Pennsylvania’s Supreme Court overturned Bill Cosby’s sexual assault conviction on Wednesday, ruling that a decision by a previous prosecutor not to bring sexual assault charges against Cosby in 2005 should have prevented him from facing charges in 2015.
Cosby, 83, was convicted of drugging and sexually assaulting Andrea Constand, a former Temple University women’s basketball official, at his home in 2004. He was sentenced to 3 to 10 years in prison, and has served more than two years of that sentence.
The former comedian has been accused of sexual misconduct, including rape, by at least 60 women.

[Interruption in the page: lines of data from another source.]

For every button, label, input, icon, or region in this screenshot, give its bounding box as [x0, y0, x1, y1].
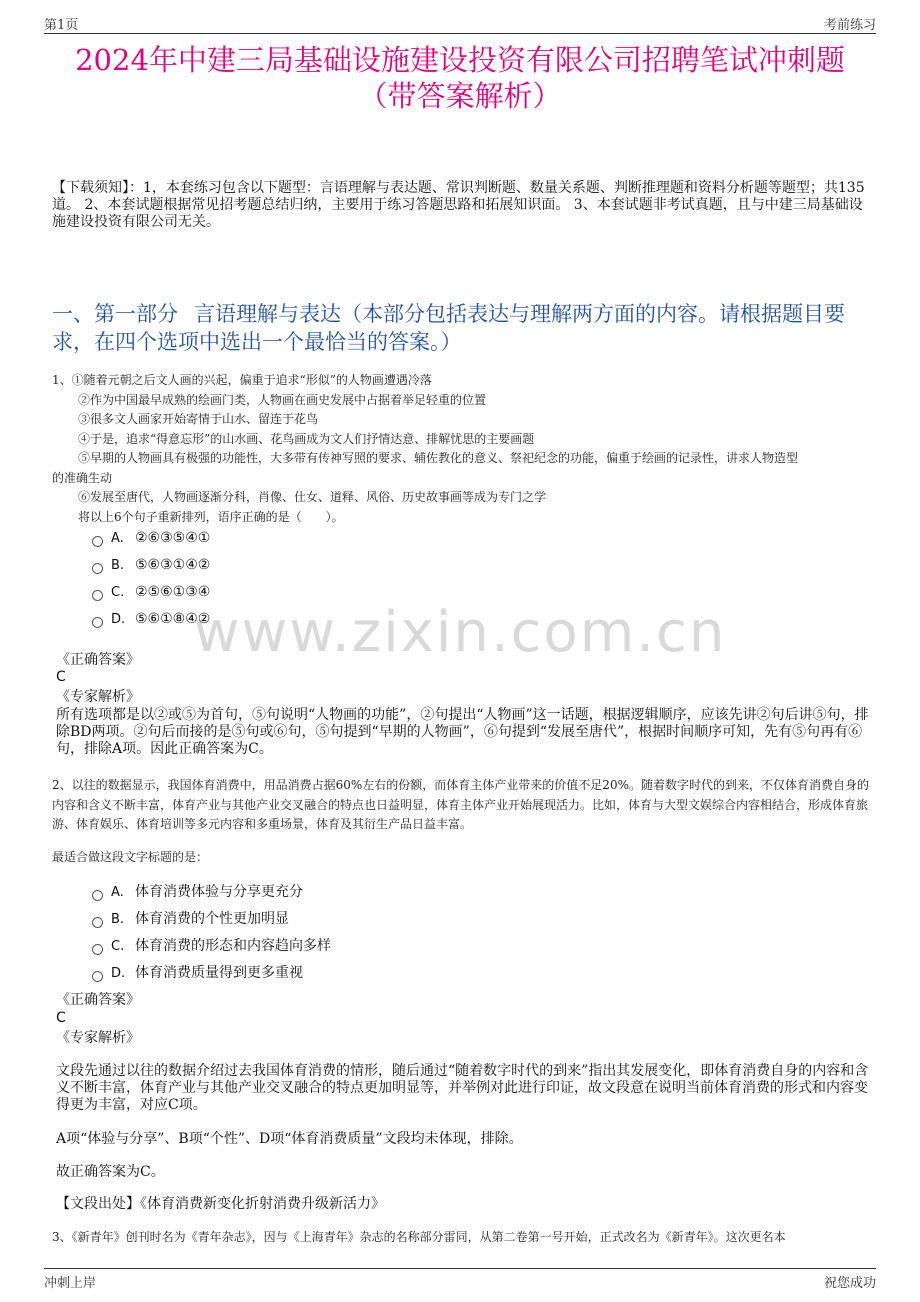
- section-description: 言语理解与表达（本部分包括表达与理解两方面的内容。请根据题目要求，在四个选项中选出一个最恰当的答案。）: [52, 302, 845, 354]
- q2-answer: C: [56, 1010, 66, 1026]
- footer-left: 冲刺上岸: [44, 1276, 97, 1291]
- page-footer: [44, 1272, 876, 1290]
- q2-answer-label: 《正确答案》: [56, 992, 140, 1008]
- q1-line: 的准确生动: [52, 470, 113, 485]
- q2-source: 【文段出处】《体育消费新变化折射消费升级新活力》: [56, 1196, 385, 1212]
- q1-line: ⑥发展至唐代，人物画逐渐分科，肖像、仕女、道释、风俗、历史故事画等成为专门之学: [78, 490, 547, 504]
- q1-option-c[interactable]: C. ②⑤⑥①③④: [92, 582, 210, 602]
- radio-icon[interactable]: [92, 536, 103, 547]
- section-heading: [52, 300, 870, 356]
- q2-option-c[interactable]: C. 体育消费的形态和内容趋向多样: [92, 936, 331, 956]
- q1-option-a[interactable]: A. ②⑥③⑤④①: [92, 528, 210, 548]
- q1-analysis-label: 《专家解析》: [56, 689, 140, 705]
- radio-icon[interactable]: [92, 563, 103, 574]
- q2-analysis-label: 《专家解析》: [56, 1030, 140, 1046]
- footer-rule: [44, 1268, 876, 1269]
- radio-icon[interactable]: [92, 944, 103, 955]
- header-rule: [44, 33, 876, 34]
- q2-option-d[interactable]: D. 体育消费质量得到更多重视: [92, 963, 303, 983]
- q1-line: ③很多文人画家开始寄情于山水、留连于花鸟: [78, 412, 319, 426]
- footer-right: 祝您成功: [823, 1276, 876, 1291]
- q1-answer: C: [56, 669, 66, 685]
- q2-analysis-3: 故正确答案为C。: [56, 1164, 165, 1180]
- q2-analysis-1: 文段先通过以往的数据介绍过去我国体育消费的情形，随后通过“随着数字时代的到来”指出其发展变化，即体育消费自身的内容和含义不断丰富，体育产业与其他产业交叉融合的特点更加明显等，并举例对此进行印证，故文段意在说明当前体育消费的形式和内容变得更为丰富，对应C项。: [56, 1063, 869, 1113]
- radio-icon[interactable]: [92, 617, 103, 628]
- q1-option-d[interactable]: D. ⑤⑥①⑧④②: [92, 609, 210, 629]
- page-number: 第1页: [44, 18, 79, 33]
- q1-line: ②作为中国最早成熟的绘画门类，人物画在画史发展中占据着举足轻重的位置: [78, 392, 487, 407]
- q1-analysis: 所有选项都是以②或⑤为首句，⑤句说明“人物画的功能”，②句提出“人物画”这一话题，根据逻辑顺序，应该先讲②句后讲⑤句，排除BD两项。②句后而接的是⑤句或⑥句，⑤句提到“早期的人物画”，⑥句提到“发展至唐代”，根据时间顺序可知，先有⑤句再有⑥句，排除A项。因此正确答案为C。: [56, 707, 869, 757]
- radio-icon[interactable]: [92, 590, 103, 601]
- q3-stem: 3、《新青年》创刊时名为《青年杂志》，因与《上海青年》杂志的名称部分雷同，从第二卷第一号开始，正式改名为《新青年》。这次更名本: [52, 1230, 786, 1244]
- q1-stem: [52, 371, 870, 527]
- q2-option-a[interactable]: A. 体育消费体验与分享更充分: [92, 882, 303, 902]
- q1-line: ④于是，追求“得意忘形”的山水画、花鸟画成为文人们抒情达意、排解忧思的主要画题: [78, 431, 535, 446]
- q2-analysis-2: A项“体验与分享”、B项“个性”、D项“体育消费质量”文段均未体现，排除。: [56, 1131, 523, 1147]
- q1-line: ⑤早期的人物画具有极强的功能性，大多带有传神写照的要求、辅佐教化的意义、祭祀纪念的功能，偏重于绘画的记录性，讲求人物造型: [78, 451, 799, 465]
- watermark: www.zixin.com.cn: [193, 600, 727, 665]
- section-part: 一、第一部分: [52, 302, 178, 326]
- q1-line: 1、①随着元朝之后文人画的兴起，偏重于追求“形似”的人物画遭遇冷落: [52, 373, 432, 387]
- q2-option-b[interactable]: B. 体育消费的个性更加明显: [92, 909, 289, 929]
- download-notice: 【下载须知】：1，本套练习包含以下题型：言语理解与表达题、常识判断题、数量关系题、判断推理题和资料分析题等题型；共135道。 2、本套试题根据常见招考题总结归纳，主要用于练习答题思路和拓展知识面。 3、本套试题非考试真题，且与中建三局基础设施建设投资有限公司无关。: [52, 180, 865, 230]
- page-header: [44, 14, 876, 32]
- q1-line: 将以上6个句子重新排列，语序正确的是（ ）。: [78, 509, 344, 524]
- header-tag: 考前练习: [823, 18, 876, 33]
- q1-answer-label: 《正确答案》: [56, 652, 140, 668]
- radio-icon[interactable]: [92, 890, 103, 901]
- document-title: 2024年中建三局基础设施建设投资有限公司招聘笔试冲刺题: [75, 43, 845, 77]
- q2-stem: 2、以往的数据显示，我国体育消费中，用品消费占据60%左右的份额，而体育主体产业带来的价值不足20%。随着数字时代的到来，不仅体育消费自身的内容和含义不断丰富，体育产业与其他产业交叉融合的特点也日益明显，体育主体产业开始展现活力。比如，体育与大型文娱综合内容相结合，形成体育旅游、体育娱乐、体育培训等多元内容和多重场景，体育及其衍生产品日益丰富。: [52, 778, 869, 831]
- q1-option-b[interactable]: B. ⑤⑥③①④②: [92, 555, 210, 575]
- radio-icon[interactable]: [92, 917, 103, 928]
- q2-prompt: 最适合做这段文字标题的是：: [52, 850, 209, 864]
- radio-icon[interactable]: [92, 971, 103, 982]
- document-subtitle: （带答案解析）: [358, 79, 562, 113]
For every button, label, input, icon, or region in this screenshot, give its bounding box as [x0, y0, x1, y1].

Constand first reported that Cosby sexually assaulted her to the police in 2005. But in that case, then-Montgomery County District Attorney Bruce Castor decided not to bring charges against Cosby, explaining that he did not believe the charges could be proven beyond a reasonable doubt—in part because Constand had not reported the assault to police immediately. (Earlier this year, Castor represented former President Donald Trump during his second impeachment trial.)
By declining to prosecute Cosby in 2005, Castor opened the door for Constand to sue Cosby. When she did, Cosby was “forced to testify…without the benefit of his Fifth Amendment privilege against self-incrimination,” Pennsylvania Supreme Court Justice David Wecht wrote in his decision. In depositions in the case that remained sealed for years, Cosby made incriminating statements—including that he had drugged other women with Quaaludes. He later settled Constand’s lawsuit for $3.38 million.
Years later, when a judge unsealed the old depositions and dozens of other women came forward with allegations of being sexually assaulted by Cosby, another district attorney—Risa Vetri Ferman—reopened the investigation into Constand’s allegations, and her successor, Kevin Steele, charged Cosby with three counts of aggravated indecent assault in connection with them. The case was allowed to proceed after the judge ruled that there was no formal agreement not to prosecute Cosby in 2005. The first jury deadlocked, and in Cosby’s second trial, more women with allegations against Cosby were allowed to testify.
In his appeal, Cosby’s lawyers made two arguments: that those women should not have been allowed to testify and improperly biased the jury against him, and that the 2015 charges never should have been brought in the first place, due to Castor’s decision in 2005. On Wednesday morning, the Pennsylvania Supreme Court agreed that Cosby should not have faced the 2015 charges. And it ordered that Cosby will not face another retrial. He will be released from prison today.